L’elemento attorno a cui ruota questa nuova teoria è il contenuto di una chiavetta USB appartenente a Chiara Poggi, la ragazza uccisa nella sua abitazione di Garlasco nell’agosto del 2007. All’interno della pendrive, la giovane aveva salvato, due mesi prima della sua morte, un file dal titolo abusati550.doc. Si tratta di una raccolta di articoli e notizie riguardanti abusi sessuali nella Chiesa, con particolare riferimento a casi di pedofilia commessi da sacerdoti. Un elemento rimasto per anni sottovalutato, ma ora riletto alla luce delle nuove dichiarazioni dell’avvocato difensore di Sempio.

Secondo Lovati, quel file dimostrerebbe che Chiara Poggi si stava documentando su temi delicatissimi, probabilmente perché a conoscenza di fatti scottanti che avrebbe voluto denunciare. Una tesi che si intreccia con altre intercettazioni e vicende emerse nel corso degli anni, e che apre scenari finora giudicati improbabili.

L’ombra del santuario e l’ipotesi del sicario

Lovati avanza un’ipotesi precisa: Chiara sarebbe stata uccisa da un sicario, e Alberto Stasi, condannato in via definitiva per l’omicidio, sapeva ma non poteva parlare. Una ricostruzione che sembra ruotare attorno al santuario della Bozzola, nei pressi di Garlasco. In quel luogo, nel 2014, il sacerdote don Gregorio Vitali fu al centro di un caso di estorsione a sfondo sessuale. Due cittadini romeni gli avevano estorto oltre 250 mila euro, minacciandolo di diffondere registrazioni compromettenti.

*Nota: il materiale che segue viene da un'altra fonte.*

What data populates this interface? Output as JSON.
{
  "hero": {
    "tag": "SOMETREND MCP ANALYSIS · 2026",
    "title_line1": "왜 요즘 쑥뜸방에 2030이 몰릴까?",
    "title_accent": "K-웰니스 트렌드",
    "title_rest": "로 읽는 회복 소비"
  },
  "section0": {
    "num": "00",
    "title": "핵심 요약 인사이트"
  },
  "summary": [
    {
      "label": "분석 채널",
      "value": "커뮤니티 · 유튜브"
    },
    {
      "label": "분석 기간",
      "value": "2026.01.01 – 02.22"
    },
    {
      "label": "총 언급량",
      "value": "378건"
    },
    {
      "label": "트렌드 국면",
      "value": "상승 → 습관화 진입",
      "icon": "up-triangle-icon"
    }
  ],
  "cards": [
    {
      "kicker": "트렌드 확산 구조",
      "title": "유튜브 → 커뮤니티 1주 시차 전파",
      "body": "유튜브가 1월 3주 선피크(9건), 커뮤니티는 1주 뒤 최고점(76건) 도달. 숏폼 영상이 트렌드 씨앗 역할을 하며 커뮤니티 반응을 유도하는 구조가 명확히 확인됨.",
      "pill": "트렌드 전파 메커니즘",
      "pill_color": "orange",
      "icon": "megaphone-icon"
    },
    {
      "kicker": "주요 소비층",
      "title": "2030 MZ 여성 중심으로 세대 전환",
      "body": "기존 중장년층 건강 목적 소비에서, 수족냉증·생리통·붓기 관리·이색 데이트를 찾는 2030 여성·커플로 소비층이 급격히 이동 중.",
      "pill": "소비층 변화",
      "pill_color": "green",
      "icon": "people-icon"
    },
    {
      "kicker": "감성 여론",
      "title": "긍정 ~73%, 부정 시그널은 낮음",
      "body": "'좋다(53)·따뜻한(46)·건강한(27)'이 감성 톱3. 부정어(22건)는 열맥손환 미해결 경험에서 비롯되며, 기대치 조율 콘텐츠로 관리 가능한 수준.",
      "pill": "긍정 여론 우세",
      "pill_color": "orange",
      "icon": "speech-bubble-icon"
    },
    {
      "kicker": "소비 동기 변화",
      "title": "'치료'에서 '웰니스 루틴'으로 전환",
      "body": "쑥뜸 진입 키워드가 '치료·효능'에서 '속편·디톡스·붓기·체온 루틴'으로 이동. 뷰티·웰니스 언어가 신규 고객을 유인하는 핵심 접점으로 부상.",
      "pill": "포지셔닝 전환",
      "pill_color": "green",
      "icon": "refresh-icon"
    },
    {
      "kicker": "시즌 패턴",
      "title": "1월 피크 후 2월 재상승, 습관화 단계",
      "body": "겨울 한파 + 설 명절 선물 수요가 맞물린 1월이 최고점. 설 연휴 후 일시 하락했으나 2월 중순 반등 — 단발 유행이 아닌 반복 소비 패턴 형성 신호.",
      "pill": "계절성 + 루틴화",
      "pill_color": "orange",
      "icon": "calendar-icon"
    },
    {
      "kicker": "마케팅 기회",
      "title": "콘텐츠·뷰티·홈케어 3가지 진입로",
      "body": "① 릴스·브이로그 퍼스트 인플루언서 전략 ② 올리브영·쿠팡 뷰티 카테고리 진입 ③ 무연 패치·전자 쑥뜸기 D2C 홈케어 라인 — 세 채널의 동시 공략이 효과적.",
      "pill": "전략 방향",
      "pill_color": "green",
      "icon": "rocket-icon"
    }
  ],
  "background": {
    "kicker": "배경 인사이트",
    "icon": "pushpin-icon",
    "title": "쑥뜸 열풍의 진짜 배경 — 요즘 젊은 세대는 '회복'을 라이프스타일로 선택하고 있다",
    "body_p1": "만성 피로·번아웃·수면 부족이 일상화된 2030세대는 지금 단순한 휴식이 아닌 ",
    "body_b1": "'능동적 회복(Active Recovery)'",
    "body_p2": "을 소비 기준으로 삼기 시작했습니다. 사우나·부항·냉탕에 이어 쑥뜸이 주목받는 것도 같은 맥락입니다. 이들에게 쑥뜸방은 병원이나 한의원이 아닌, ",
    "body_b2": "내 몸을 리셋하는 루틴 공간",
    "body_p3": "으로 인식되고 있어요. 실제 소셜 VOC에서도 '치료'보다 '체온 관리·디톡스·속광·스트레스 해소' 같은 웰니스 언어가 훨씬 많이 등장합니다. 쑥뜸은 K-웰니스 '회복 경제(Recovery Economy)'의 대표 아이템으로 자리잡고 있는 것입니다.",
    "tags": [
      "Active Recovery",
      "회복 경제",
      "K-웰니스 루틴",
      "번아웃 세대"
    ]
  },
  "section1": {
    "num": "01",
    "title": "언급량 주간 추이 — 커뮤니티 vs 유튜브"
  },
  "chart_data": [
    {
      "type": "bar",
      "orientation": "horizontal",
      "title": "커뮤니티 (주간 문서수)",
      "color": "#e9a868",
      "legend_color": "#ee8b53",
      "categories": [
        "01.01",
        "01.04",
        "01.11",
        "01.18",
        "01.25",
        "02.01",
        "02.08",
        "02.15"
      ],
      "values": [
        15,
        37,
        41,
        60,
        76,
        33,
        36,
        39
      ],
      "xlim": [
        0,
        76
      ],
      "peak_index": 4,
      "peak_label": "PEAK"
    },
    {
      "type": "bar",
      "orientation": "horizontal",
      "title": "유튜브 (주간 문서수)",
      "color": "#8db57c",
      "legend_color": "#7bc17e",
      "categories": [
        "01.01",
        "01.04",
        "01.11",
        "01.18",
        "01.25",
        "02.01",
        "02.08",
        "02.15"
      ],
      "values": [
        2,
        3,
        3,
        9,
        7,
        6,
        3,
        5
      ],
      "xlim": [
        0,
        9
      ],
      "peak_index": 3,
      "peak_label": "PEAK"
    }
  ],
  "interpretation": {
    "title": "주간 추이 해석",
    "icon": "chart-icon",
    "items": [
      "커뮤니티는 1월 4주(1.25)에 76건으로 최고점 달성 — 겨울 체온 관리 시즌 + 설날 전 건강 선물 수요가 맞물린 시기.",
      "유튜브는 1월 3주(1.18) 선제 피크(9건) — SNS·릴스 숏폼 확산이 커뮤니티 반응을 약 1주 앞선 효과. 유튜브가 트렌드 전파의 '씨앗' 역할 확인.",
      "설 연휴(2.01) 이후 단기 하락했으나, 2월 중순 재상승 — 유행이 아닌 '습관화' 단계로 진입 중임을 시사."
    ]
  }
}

In quel contesto, venne ventilata – senza prove giudiziarie – l’esistenza di un giro di pedofilia legato alla comunità religiosa. Alcuni passaggi della trasmissione Chi l’ha Visto? raccolsero testimonianze che suggerivano una possibile connessione con la morte di Chiara. “La ragazza aveva scoperto il giro e diceva che avrebbe parlato, da lì è partito tutto”, avrebbero detto in un’intercettazione i due ricattatori. Parole che, pur prive di fondamento legale, tornano oggi ad accendere il dibattito.

Il ruolo della difesa e le nuove indagini

In questo scenario già complesso, si inserisce la posizione di Andrea Sempio, amico di Chiara e figura tornata sotto i riflettori grazie al nuovo filone d’indagine aperto a Pavia. Il suo legale, Massimo Lovati, ha puntato l’attenzione su elementi a lungo ignorati o accantonati, come la pendrive e le circostanze mai chiarite del movente.

Secondo la difesa, la pista che porta a una struttura organizzata capace di ricorrere alla violenza per proteggere i propri segreti merita attenzione. Una organizzazione criminale che, secondo Lovati, potrebbe aver agito in silenzio, utilizzando metodi estremi per proteggere un sistema di abusi. Una teoria che va ben oltre il caso individuale e che chiama in causa istituzioni religiose e coperture di cui, al momento, non esistono prove concrete.

Nessun legame provato tra il file e l’omicidio

Nonostante le suggestioni, va sottolineato che nessun collegamento diretto tra il file trovato nella penna USB e l’omicidio di Chiara Poggi è stato finora dimostrato. Le ipotesi avanzate dall’avvocato Lovati restano tali: ipotesi, prive di riscontri oggettivi in sede giudiziaria. Tuttavia, la semplice esistenza di quel documento, unita alla coincidenza temporale con la morte della ragazza, continua ad alimentare dubbi e domande mai sopite.

L’apertura del nuovo fascicolo a carico di Sempio e la riscoperta di alcuni dettagli dimenticati potrebbero spingere la procura a verificare percorsi alternativi a quello che ha condotto alla condanna definitiva di Stasi. Ma sarà il lavoro degli inquirenti a dire se ci sono elementi nuovi davvero rilevanti o se si tratta di un falso sentiero, emerso nel tentativo di riscrivere una vicenda che per molti è tutt’altro che conclusa.